Wiegand Michael H
Department of Psychiatry and Psychotherapy, Sleep Disorders Center, Technical University of Munich, Munich, Germany.
Drugs. 2008;68(17):2411-7. doi: 10.2165/0003495-200868170-00001.
The popularity of antidepressants in the treatment of insomnia is not supported by a large amount of convincing data, but rather by opinions and beliefs of the prescribing physicians on the advantages of these agents compared with drugs acting on the benzodiazepine receptor or other drugs used for the treatment of insomnia. The existing data do not allow for clear-cut, evidence-based recommendations concerning the use of antidepressants in insomnia. Our conclusions result from a few short-term studies on single agents, clinical experience and inferences from knowledge on the effect of antidepressants in other indications. At present, prescribing antidepressants for short-term treatment of insomnia can be useful if there is some amount of concomitant depressive symptomology or a history of depression, raising the impression that the present insomnia may be a prodromal sign for a new depressive episode. In all other cases, benzodiazepine receptor agonists, especially the nonbenzodiazepines among them (the so-called 'z drugs') should be the drugs of choice. For long-term treatment, antidepressants are among the pharmacological options, in addition to other groups of psychotropics. Off-label use of antidepressants may be considered for chronic insomnia if there is a concomitant depressive symptomalogy (which is not so pronounced that an antidepressant treatment with adequate higher doses would be required) and if there is no specific indication for one of the other groups of psychotropics (e.g. dementia-related nocturnal agitation, in which case an antipsychotic would be preferred, or circadian problems, in which case melatonin or a melatonin agonist would be favoured). If antidepressants are used to treat insomnia, sedating ones should be preferred over activating agents such as serotonin reuptake inhibitors. In general, drugs lacking strong cholinergic activity should be preferred. Drugs blocking serotonin 5-HT2A or 5-HT2C receptors should be preferred over those whose sedative property is caused by histamine receptor blockade only. The dose should be as low as possible (e.g. as an initial dose: doxepin 25 mg, mirtazapine 15 mg, trazodone 50 mg, trimipramine 25 mg). Regarding the lack of substantial data allowing for evidence-based recommendations, we are facing a clear need for well designed, long-term, comparative studies to further define the role of antidepressants versus other agents in the management of insomnia.

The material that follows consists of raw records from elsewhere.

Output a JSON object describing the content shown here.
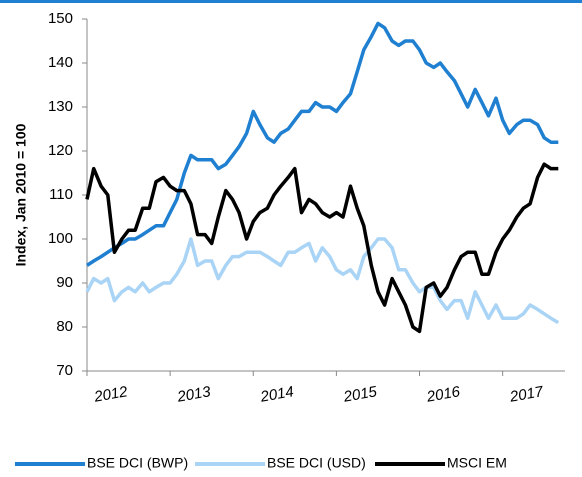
{
  "chart_data": {
    "type": "line",
    "y_label": "Index, Jan 2010 = 100",
    "x": [
      2012.0,
      2012.08,
      2012.17,
      2012.25,
      2012.33,
      2012.42,
      2012.5,
      2012.58,
      2012.67,
      2012.75,
      2012.83,
      2012.92,
      2013.0,
      2013.08,
      2013.17,
      2013.25,
      2013.33,
      2013.42,
      2013.5,
      2013.58,
      2013.67,
      2013.75,
      2013.83,
      2013.92,
      2014.0,
      2014.08,
      2014.17,
      2014.25,
      2014.33,
      2014.42,
      2014.5,
      2014.58,
      2014.67,
      2014.75,
      2014.83,
      2014.92,
      2015.0,
      2015.08,
      2015.17,
      2015.25,
      2015.33,
      2015.42,
      2015.5,
      2015.58,
      2015.67,
      2015.75,
      2015.83,
      2015.92,
      2016.0,
      2016.08,
      2016.17,
      2016.25,
      2016.33,
      2016.42,
      2016.5,
      2016.58,
      2016.67,
      2016.75,
      2016.83,
      2016.92,
      2017.0,
      2017.08,
      2017.17,
      2017.25,
      2017.33,
      2017.42,
      2017.5,
      2017.58,
      2017.67
    ],
    "series": [
      {
        "name": "BSE DCI (BWP)",
        "color": "#1f7fd0",
        "values": [
          94,
          95,
          96,
          97,
          98,
          99,
          100,
          100,
          101,
          102,
          103,
          103,
          106,
          109,
          115,
          119,
          118,
          118,
          118,
          116,
          117,
          119,
          121,
          124,
          129,
          126,
          123,
          122,
          124,
          125,
          127,
          129,
          129,
          131,
          130,
          130,
          129,
          131,
          133,
          138,
          143,
          146,
          149,
          148,
          145,
          144,
          145,
          145,
          143,
          140,
          139,
          140,
          138,
          136,
          133,
          130,
          134,
          131,
          128,
          132,
          127,
          124,
          126,
          127,
          127,
          126,
          123,
          122,
          122
        ]
      },
      {
        "name": "BSE DCI (USD)",
        "color": "#a9d4f6",
        "values": [
          88,
          91,
          90,
          91,
          86,
          88,
          89,
          88,
          90,
          88,
          89,
          90,
          90,
          92,
          95,
          100,
          94,
          95,
          95,
          91,
          94,
          96,
          96,
          97,
          97,
          97,
          96,
          95,
          94,
          97,
          97,
          98,
          99,
          95,
          98,
          96,
          93,
          92,
          93,
          91,
          96,
          98,
          100,
          100,
          98,
          93,
          93,
          90,
          88,
          89,
          89,
          86,
          84,
          86,
          86,
          82,
          88,
          85,
          82,
          85,
          82,
          82,
          82,
          83,
          85,
          84,
          83,
          82,
          81
        ]
      },
      {
        "name": "MSCI EM",
        "color": "#000000",
        "values": [
          109,
          116,
          112,
          110,
          97,
          100,
          102,
          102,
          107,
          107,
          113,
          114,
          112,
          111,
          111,
          108,
          101,
          101,
          99,
          105,
          111,
          109,
          106,
          100,
          104,
          106,
          107,
          110,
          112,
          114,
          116,
          106,
          109,
          108,
          106,
          105,
          106,
          105,
          112,
          107,
          103,
          94,
          88,
          85,
          91,
          88,
          85,
          80,
          79,
          89,
          90,
          87,
          89,
          93,
          96,
          97,
          97,
          92,
          92,
          97,
          100,
          102,
          105,
          107,
          108,
          114,
          117,
          116,
          116
        ]
      }
    ],
    "xlim": [
      2012,
      2017.75
    ],
    "xticks": [
      2012,
      2013,
      2014,
      2015,
      2016,
      2017
    ],
    "ylim": [
      70,
      150
    ],
    "yticks": [
      70,
      80,
      90,
      100,
      110,
      120,
      130,
      140,
      150
    ],
    "legend": "bottom"
  }
}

抗抑郁药在治疗失眠方面的广泛应用并非基于大量令人信服的数据,而是基于开处方医生对这些药物相对于作用于苯二氮䓬受体的药物或其他用于治疗失眠的药物的优势的看法和信念。现有数据无法就抗抑郁药在失眠治疗中的使用提出明确的、基于证据的建议。我们的结论源于对单一药物的一些短期研究、临床经验以及从抗抑郁药在其他适应症中的作用知识得出的推论。目前,如果存在一定程度的伴随抑郁症状或有抑郁病史,从而使人认为当前的失眠可能是新的抑郁发作的前驱症状,那么开抗抑郁药用于短期治疗失眠可能是有用的。在所有其他情况下,苯二氮䓬受体激动剂,尤其是其中的非苯二氮䓬类药物(所谓的“Z 类药物”)应作为首选药物。对于长期治疗,除其他几类精神药物外,抗抑郁药也是药理学选择之一。如果存在伴随的抑郁症状(但不严重到需要使用足够高剂量的抗抑郁药治疗),并且没有其他几类精神药物的特定适应症(例如与痴呆相关的夜间躁动,在这种情况下首选抗精神病药物;或昼夜节律问题,在这种情况下首选褪黑素或褪黑素激动剂),则可考虑将抗抑郁药用于慢性失眠的标签外使用。如果使用抗抑郁药治疗失眠,应首选具有镇静作用的药物,而不是如 5-羟色胺再摄取抑制剂等具有激活作用的药物。一般来说,应首选缺乏强烈胆碱能活性的药物。与仅通过组胺受体阻滞产生镇静作用的药物相比,应首选阻断 5-羟色胺 5-HT2A 或 5-HT2C 受体的药物。剂量应尽可能低(例如作为初始剂量:多塞平 25 毫克、米氮平 15 毫克、曲唑酮 50 毫克、三甲丙咪嗪 25 毫克)。鉴于缺乏大量数据以提出基于证据的建议,我们显然需要设计良好的长期比较研究,以进一步确定抗抑郁药与其他药物在失眠管理中的作用。